Of course, “change” and “progress” are not necessarily synonymous. Still, there is something to Nietzsche’s idea that history (that is, critical history) provides the means by which we make sense of the world in which we live, telling ourselves in effect, “That was then; this is now.”
Although Nietzsche proclaimed that each of “the three kinds of history will only flourish in one ground and climate: otherwise it grows to a noxious weed,” I would argue that each has its place in a survey course. Indeed, a good survey course probably requires a balance of all three. Too often, we imagine that the “outcomes” for a given course must be the same for all students. That is probably never true, but especially not in a broad survey course. Some students take the course because it is a general requirement; others take it as the stepping stone to further study in the field. We should aim to serve all of these populations (and many others not mentioned here).
Are we guilty of adopting the critical lens as our default setting, thereby narrowing the appeal of history for those who have no intention of becoming professional historians? I know I probably am at times, but incorporating elements of monumental and antiquarian history might better serve my students. In a survey, monumental history could take the form of a story–or better yet, multiple stories–which can be celebrated (but which can also be played against each other and against other types of history). In American history surveys, the metanarratives of American exceptionalism and progress come to mind. A history survey might also promote the appreciation of that which is distinct about the past; a sense that history is worth preserving, whether in the supporting museums and archives or historic preservation efforts.
Young people need heroes, and monumental history may give them something to which they may aspire (even if others in the course seek to tear those same “monuments” down). The survival of history as a discipline, meanwhile, requires the development of antiquarians, those who love everything about the past and want nothing more than to preserve it. We must inculcate a certain reverence for the past in our students, a desire to explore that which came before us.

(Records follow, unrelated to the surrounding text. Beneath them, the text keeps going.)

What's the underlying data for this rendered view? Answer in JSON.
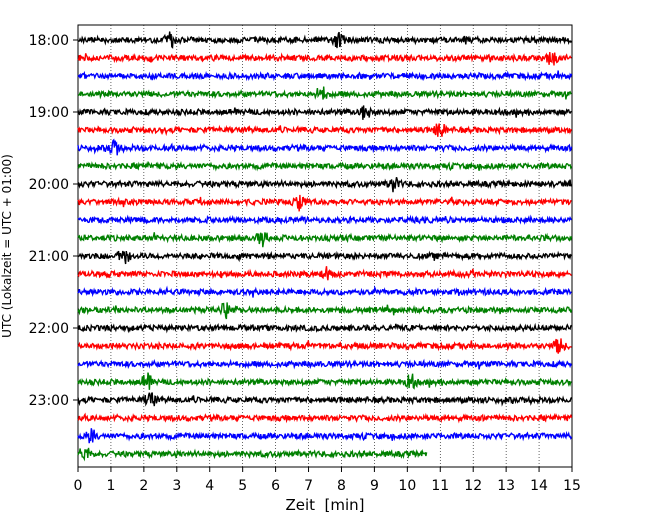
{
  "chart_data": {
    "type": "line",
    "title": "",
    "xlabel": "Zeit  [min]",
    "ylabel": "UTC (Lokalzeit = UTC + 01:00)",
    "xlim": [
      0,
      15
    ],
    "x_ticks": [
      0,
      1,
      2,
      3,
      4,
      5,
      6,
      7,
      8,
      9,
      10,
      11,
      12,
      13,
      14,
      15
    ],
    "x_tick_labels": [
      "0",
      "1",
      "2",
      "3",
      "4",
      "5",
      "6",
      "7",
      "8",
      "9",
      "10",
      "11",
      "12",
      "13",
      "14",
      "15"
    ],
    "y_tick_labels": [
      "18:00",
      "19:00",
      "20:00",
      "21:00",
      "22:00",
      "23:00"
    ],
    "y_tick_traces": [
      0,
      4,
      8,
      12,
      16,
      20
    ],
    "grid": "vertical-dotted",
    "trace_colors": [
      "#000000",
      "#ff0000",
      "#0000ff",
      "#008000"
    ],
    "trace_minutes": 15,
    "traces": [
      {
        "start": "18:00",
        "end_min": 15
      },
      {
        "start": "18:15",
        "end_min": 15
      },
      {
        "start": "18:30",
        "end_min": 15
      },
      {
        "start": "18:45",
        "end_min": 15
      },
      {
        "start": "19:00",
        "end_min": 15
      },
      {
        "start": "19:15",
        "end_min": 15
      },
      {
        "start": "19:30",
        "end_min": 15
      },
      {
        "start": "19:45",
        "end_min": 15
      },
      {
        "start": "20:00",
        "end_min": 15
      },
      {
        "start": "20:15",
        "end_min": 15
      },
      {
        "start": "20:30",
        "end_min": 15
      },
      {
        "start": "20:45",
        "end_min": 15
      },
      {
        "start": "21:00",
        "end_min": 15
      },
      {
        "start": "21:15",
        "end_min": 15
      },
      {
        "start": "21:30",
        "end_min": 15
      },
      {
        "start": "21:45",
        "end_min": 15
      },
      {
        "start": "22:00",
        "end_min": 15
      },
      {
        "start": "22:15",
        "end_min": 15
      },
      {
        "start": "22:30",
        "end_min": 15
      },
      {
        "start": "22:45",
        "end_min": 15
      },
      {
        "start": "23:00",
        "end_min": 15
      },
      {
        "start": "23:15",
        "end_min": 15
      },
      {
        "start": "23:30",
        "end_min": 15
      },
      {
        "start": "23:45",
        "end_min": 10.6
      }
    ],
    "events": [
      {
        "trace": 0,
        "min": 2.8
      },
      {
        "trace": 0,
        "min": 7.9
      },
      {
        "trace": 1,
        "min": 14.4
      },
      {
        "trace": 3,
        "min": 7.4
      },
      {
        "trace": 4,
        "min": 8.7
      },
      {
        "trace": 5,
        "min": 11.0
      },
      {
        "trace": 6,
        "min": 1.1
      },
      {
        "trace": 8,
        "min": 9.6
      },
      {
        "trace": 9,
        "min": 6.7
      },
      {
        "trace": 11,
        "min": 5.6
      },
      {
        "trace": 12,
        "min": 1.4
      },
      {
        "trace": 13,
        "min": 7.6
      },
      {
        "trace": 15,
        "min": 4.5
      },
      {
        "trace": 17,
        "min": 14.6
      },
      {
        "trace": 19,
        "min": 2.1
      },
      {
        "trace": 19,
        "min": 10.1
      },
      {
        "trace": 20,
        "min": 2.2
      },
      {
        "trace": 22,
        "min": 0.4
      },
      {
        "trace": 23,
        "min": 0.2
      }
    ]
  }
}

But ultimately, we also need well-educated, critically-minded citizens who can critique the past (and the other two forms of history) in pushing us forward. It would irresponsible to abandon critical history, but incorporating monumentalism and antiquarianism may not be a terrible idea. Although it is by no means a perfect solution, Nietzsche’s demarcations may offer some guidance in developing a course that addresses a wide range of needs, while also helping students develop a sort of meta-awareness that history and the past are two very different things.